La separación entre la clase política y la ciudadanía ha alcanzado cotas verdaderamente inasumibles. Y en cierto modo, esa distancia siempre ha existido, pero no ha sido nunca tan inabarcable en términos éticos y humanos. Ellos representan todo lo que no debe hacerse, todo lo que no querríamos que hiciesen nuestros hijos. Y en cambio son ellos los que crean y firman las leyes, los que deciden cómo se compone la justicia, los que manejan los hilos en la lucha contra una pandemia mortal.

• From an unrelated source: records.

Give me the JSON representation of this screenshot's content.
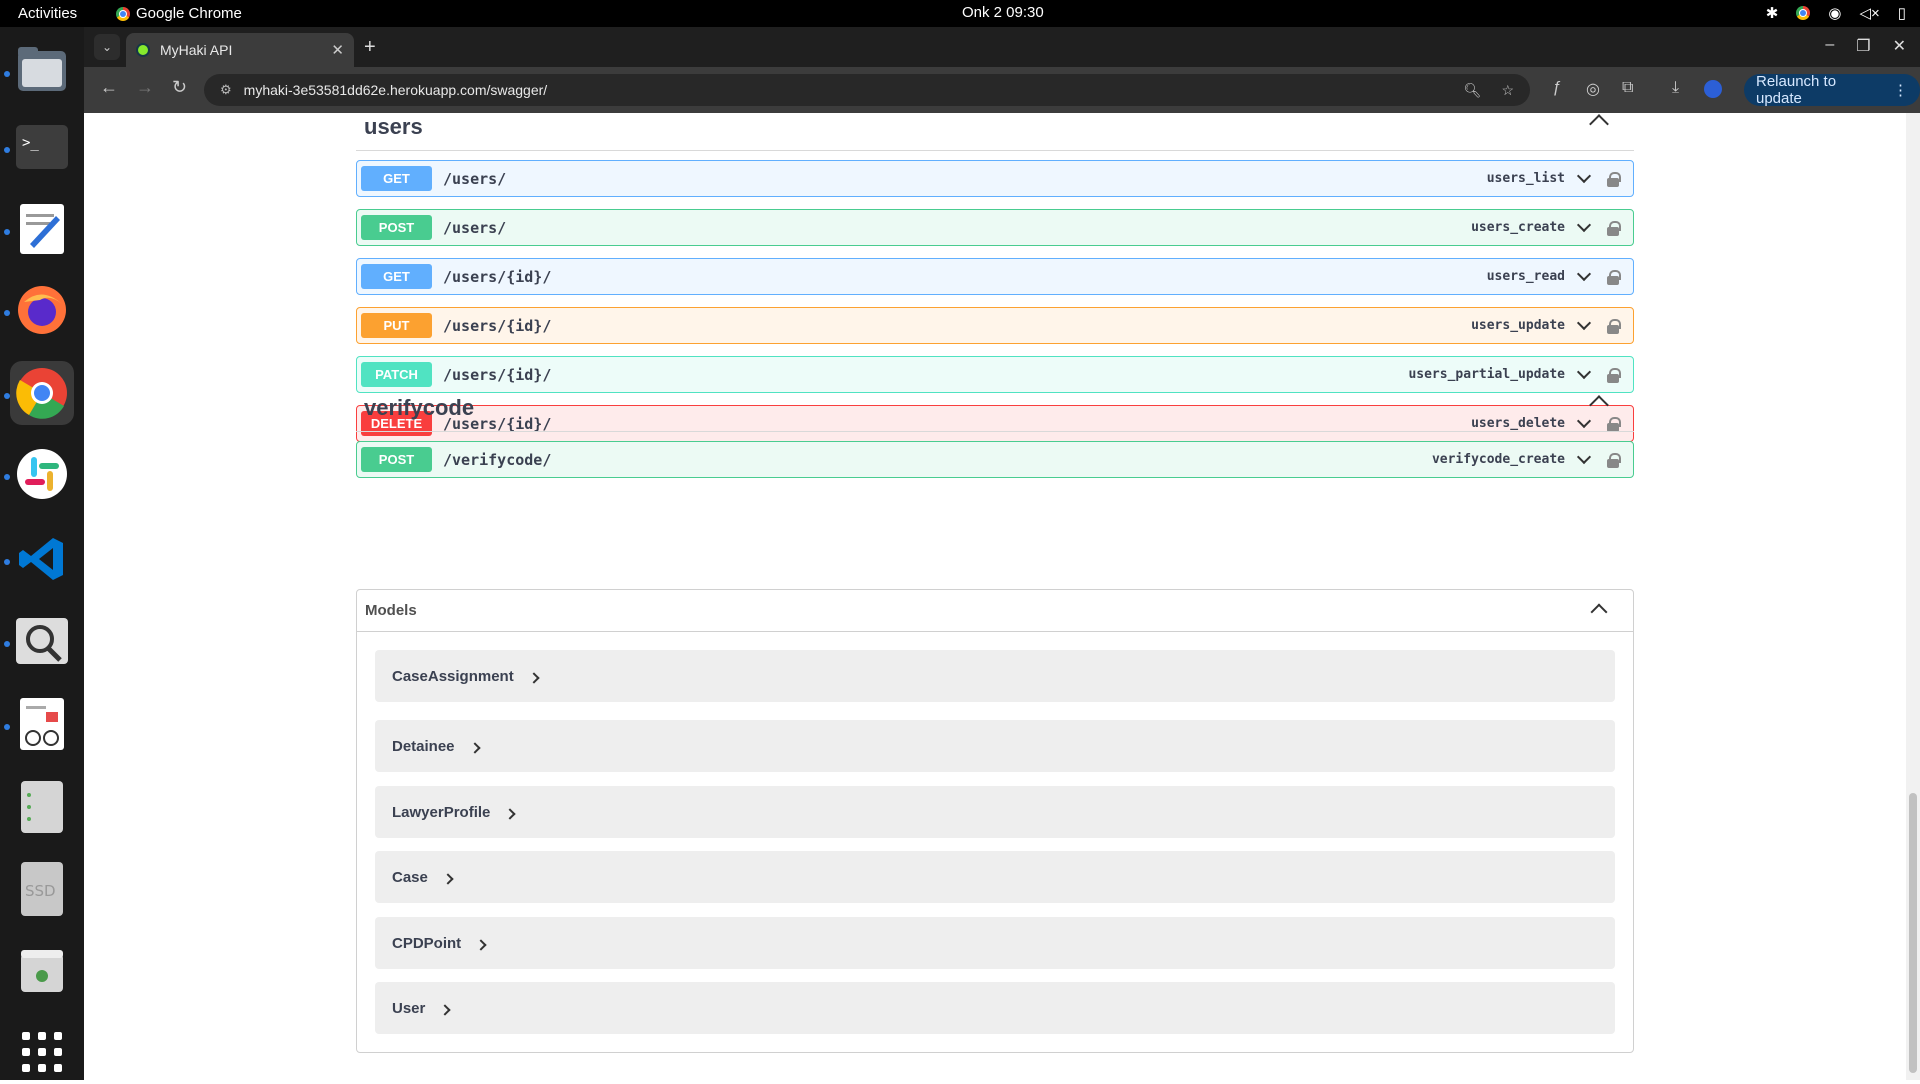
{
  "system": {
    "activities": "Activities",
    "app_name": "Google Chrome",
    "clock": "Onk 2  09:30"
  },
  "dock": {
    "items": [
      "files-icon",
      "terminal-icon",
      "text-editor-icon",
      "firefox-icon",
      "chrome-icon",
      "slack-icon",
      "vscode-icon",
      "image-viewer-icon",
      "document-viewer-icon",
      "server-icon",
      "ssd-icon",
      "trash-icon",
      "app-grid-icon"
    ],
    "ssd_label": "SSD"
  },
  "browser": {
    "tab_title": "MyHaki API",
    "url": "myhaki-3e53581dd62e.herokuapp.com/swagger/",
    "relaunch_label": "Relaunch to update",
    "accent_color": "#0d3b66"
  },
  "sections": [
    {
      "title": "users",
      "operations": [
        {
          "method": "GET",
          "path": "/users/",
          "operation_id": "users_list"
        },
        {
          "method": "POST",
          "path": "/users/",
          "operation_id": "users_create"
        },
        {
          "method": "GET",
          "path": "/users/{id}/",
          "operation_id": "users_read"
        },
        {
          "method": "PUT",
          "path": "/users/{id}/",
          "operation_id": "users_update"
        },
        {
          "method": "PATCH",
          "path": "/users/{id}/",
          "operation_id": "users_partial_update"
        },
        {
          "method": "DELETE",
          "path": "/users/{id}/",
          "operation_id": "users_delete"
        }
      ]
    },
    {
      "title": "verifycode",
      "operations": [
        {
          "method": "POST",
          "path": "/verifycode/",
          "operation_id": "verifycode_create"
        }
      ]
    }
  ],
  "models": {
    "title": "Models",
    "items": [
      "CaseAssignment",
      "Detainee",
      "LawyerProfile",
      "Case",
      "CPDPoint",
      "User"
    ]
  },
  "method_colors": {
    "GET": "#61affe",
    "POST": "#49cc90",
    "PUT": "#fca130",
    "PATCH": "#50e3c2",
    "DELETE": "#f93e3e"
  }
}
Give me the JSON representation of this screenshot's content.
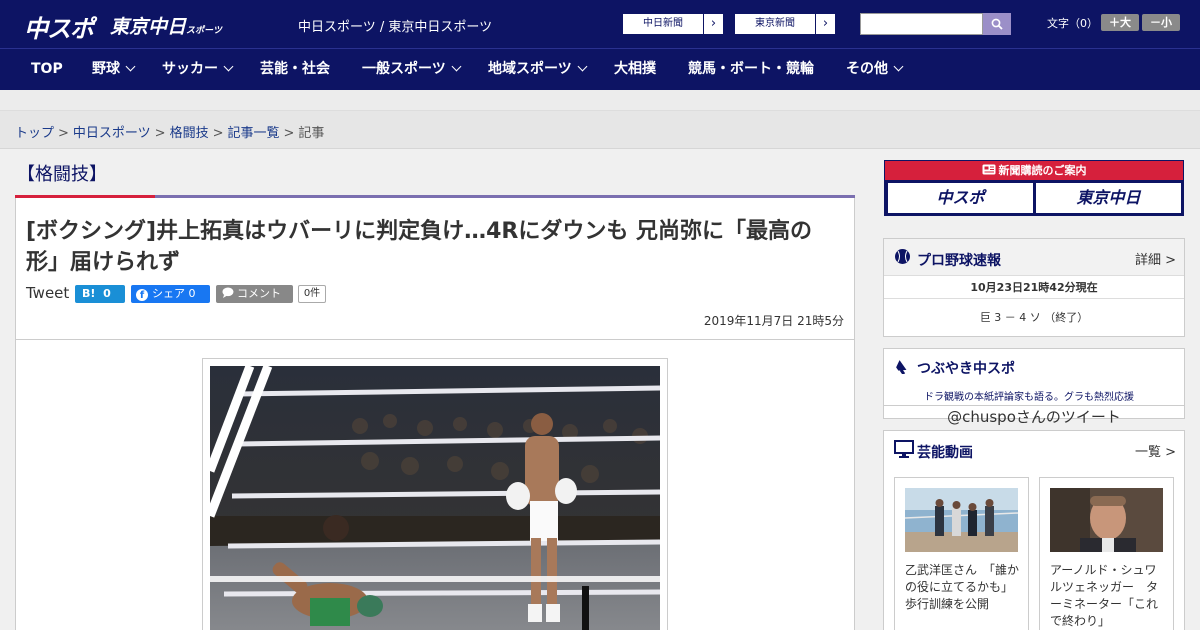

Utilizamos sus errores y meteduras de pata, sus corruptelas, sus chalés, su racismo, su republicanismo de cartón piedra, su sociopatía, no para no votarlos, sino para tapar los defectos de aquellos a los que sí votamos. Nos vemos inmersos en una continua batalla de sucesos, errores y tramas de corrupción. Las ideas, la autocrítica y la creatividad han desaparecido del terreno político porque nada de eso vende ya. Es la marketinización suprema de la política, ese paradigma del que ya hablaba Sampedro antes de la crisis. O explicado por Ogilvy, el rey de la publicidad: “La corrección, la coherencia y la ética son cosas muy bonitas, pero lo que vende es la polémica, el espectáculo y el ruido”.

Hemos vendido nuestra coherencia, nuestra capacidad crítica, nuestra ilusión y nuestro futuro al ruido y a la furia. Hemos dejado de lado la aspiración esencial de toda sociedad, la de ser feliz, por el más burdo de los objetivos: creer que tenemos razón.